A two-bill package to give state regulators broad authority over potentially dangerous chemicals in consumer products was signed today by Gov. Arnold Schwarzenegger.
Schwarzenegger touted the legislation as the "most comprehensive Green Chemistry program ever established."
Assembly Bill 1879 and Senate Bill 509 were negotiated in the final days of the legislative session last month amid fighting over separate bills targeting chemicals in fast food containers, microwave popcorn bags and some plastic baby bottles.
The approach approved by Schwarzenegger today will require the state to assume more responsibility for identifying, analyzing and regulating chemicals in consumer products.
The goal is to create a science-based process for evaluating potentially harmful chemicals in consumer products rather than making such issues a political football, sparking one-chemical-at-a-time legislation.
Chemical companies and manufacturers have complained that legislators lack the scientific knowledge to decide what is potentially dangerous, and are too often swayed by emotion rather than science.

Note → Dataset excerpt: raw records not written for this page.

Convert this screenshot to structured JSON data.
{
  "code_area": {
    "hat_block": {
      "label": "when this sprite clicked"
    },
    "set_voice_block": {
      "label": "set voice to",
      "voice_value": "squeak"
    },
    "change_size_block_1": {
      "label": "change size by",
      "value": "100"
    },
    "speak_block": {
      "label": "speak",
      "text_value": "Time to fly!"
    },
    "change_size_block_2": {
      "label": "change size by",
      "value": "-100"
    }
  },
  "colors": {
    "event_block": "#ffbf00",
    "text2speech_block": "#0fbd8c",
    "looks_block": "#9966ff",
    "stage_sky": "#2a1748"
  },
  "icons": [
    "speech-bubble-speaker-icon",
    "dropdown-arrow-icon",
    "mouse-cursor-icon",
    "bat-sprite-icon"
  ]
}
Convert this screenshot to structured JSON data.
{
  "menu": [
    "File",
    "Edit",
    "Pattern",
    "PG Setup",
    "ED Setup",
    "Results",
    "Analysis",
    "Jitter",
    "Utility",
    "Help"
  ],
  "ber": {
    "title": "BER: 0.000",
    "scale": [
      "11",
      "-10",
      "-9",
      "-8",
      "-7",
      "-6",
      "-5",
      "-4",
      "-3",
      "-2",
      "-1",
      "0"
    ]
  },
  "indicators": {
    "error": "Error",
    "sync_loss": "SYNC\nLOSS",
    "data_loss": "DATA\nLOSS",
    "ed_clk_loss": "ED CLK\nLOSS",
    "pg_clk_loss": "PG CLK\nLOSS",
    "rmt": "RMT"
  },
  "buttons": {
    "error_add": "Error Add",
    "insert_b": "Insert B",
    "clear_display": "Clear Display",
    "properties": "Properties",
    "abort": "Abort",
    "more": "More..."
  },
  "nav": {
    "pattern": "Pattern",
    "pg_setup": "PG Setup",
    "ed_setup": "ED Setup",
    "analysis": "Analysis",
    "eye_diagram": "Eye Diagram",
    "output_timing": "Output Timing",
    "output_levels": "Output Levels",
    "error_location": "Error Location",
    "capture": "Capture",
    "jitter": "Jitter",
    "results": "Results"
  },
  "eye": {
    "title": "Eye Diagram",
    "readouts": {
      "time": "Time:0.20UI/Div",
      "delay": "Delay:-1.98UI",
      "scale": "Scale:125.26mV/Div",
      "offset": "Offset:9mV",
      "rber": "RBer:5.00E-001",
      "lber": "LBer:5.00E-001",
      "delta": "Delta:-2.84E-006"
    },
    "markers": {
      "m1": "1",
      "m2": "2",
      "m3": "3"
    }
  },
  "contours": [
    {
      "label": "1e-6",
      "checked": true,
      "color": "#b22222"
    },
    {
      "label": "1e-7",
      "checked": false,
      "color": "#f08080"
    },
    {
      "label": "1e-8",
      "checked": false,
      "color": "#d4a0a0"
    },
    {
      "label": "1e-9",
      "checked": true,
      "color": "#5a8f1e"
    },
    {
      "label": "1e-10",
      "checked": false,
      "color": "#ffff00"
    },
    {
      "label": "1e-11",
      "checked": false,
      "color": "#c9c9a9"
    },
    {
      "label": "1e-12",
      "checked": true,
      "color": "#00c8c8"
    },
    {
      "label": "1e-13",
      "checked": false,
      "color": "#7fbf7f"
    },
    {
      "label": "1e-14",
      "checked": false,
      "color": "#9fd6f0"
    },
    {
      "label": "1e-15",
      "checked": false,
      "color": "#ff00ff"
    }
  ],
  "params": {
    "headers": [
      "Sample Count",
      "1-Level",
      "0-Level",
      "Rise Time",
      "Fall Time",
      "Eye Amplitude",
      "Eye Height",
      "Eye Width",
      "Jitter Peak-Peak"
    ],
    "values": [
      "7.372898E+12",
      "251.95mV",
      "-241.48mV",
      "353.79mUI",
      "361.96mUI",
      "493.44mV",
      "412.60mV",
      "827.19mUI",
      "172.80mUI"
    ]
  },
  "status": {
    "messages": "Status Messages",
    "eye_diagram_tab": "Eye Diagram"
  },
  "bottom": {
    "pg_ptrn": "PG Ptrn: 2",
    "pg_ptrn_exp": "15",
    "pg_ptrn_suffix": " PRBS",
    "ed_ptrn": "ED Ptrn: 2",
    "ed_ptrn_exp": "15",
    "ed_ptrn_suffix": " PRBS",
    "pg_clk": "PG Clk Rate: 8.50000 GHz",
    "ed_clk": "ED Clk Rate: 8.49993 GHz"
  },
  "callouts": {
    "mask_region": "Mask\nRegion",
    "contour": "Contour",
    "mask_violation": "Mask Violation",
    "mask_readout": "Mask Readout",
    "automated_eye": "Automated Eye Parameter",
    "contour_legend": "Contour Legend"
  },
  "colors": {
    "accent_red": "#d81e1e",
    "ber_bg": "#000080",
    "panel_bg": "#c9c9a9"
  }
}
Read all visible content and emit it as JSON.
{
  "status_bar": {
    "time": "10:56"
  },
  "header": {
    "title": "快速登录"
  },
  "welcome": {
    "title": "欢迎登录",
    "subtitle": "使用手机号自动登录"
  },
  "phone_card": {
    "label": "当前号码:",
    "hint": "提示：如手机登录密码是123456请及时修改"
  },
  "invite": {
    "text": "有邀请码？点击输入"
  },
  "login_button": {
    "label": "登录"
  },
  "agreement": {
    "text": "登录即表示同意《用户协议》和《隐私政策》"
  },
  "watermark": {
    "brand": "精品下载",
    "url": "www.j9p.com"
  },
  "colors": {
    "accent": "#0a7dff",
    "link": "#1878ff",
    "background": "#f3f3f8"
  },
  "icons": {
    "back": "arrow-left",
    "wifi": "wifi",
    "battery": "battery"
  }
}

AB 1879 would give the Department of Toxic Substances Control until January 2011 to establish a science-based process to identify and evaluate problem chemicals in their manufacture, use and ultimate disposal.
AB 1879 also would give the department authority to regulate the chemicals, including banning their use in California. A "Green Ribbon" panel of scientists would advise the department.
The bill was proposed by Democratic Assemblymen Mike Feuer of Los Angeles and Jared Huffman of San Rafael.
SB 509, by state Sen. Joe Simitian, D-Palo Alto, would create a state-run Web site where consumers could search for information on chemical hazards.
The two-bill package received bipartisan support in the Legislature.
"With these two bills, we will stop looking at toxics as an inevitable byproduct of industrial production," Schwarzenegger said. "Instead, they will be something that can be removed from every product in the design stage - protecting people's health and our environment."
State environmental regulators traditionally have focused mostly on problems such as air pollution and hazardous waste disposal, while chemical regulation has been left to the federal government.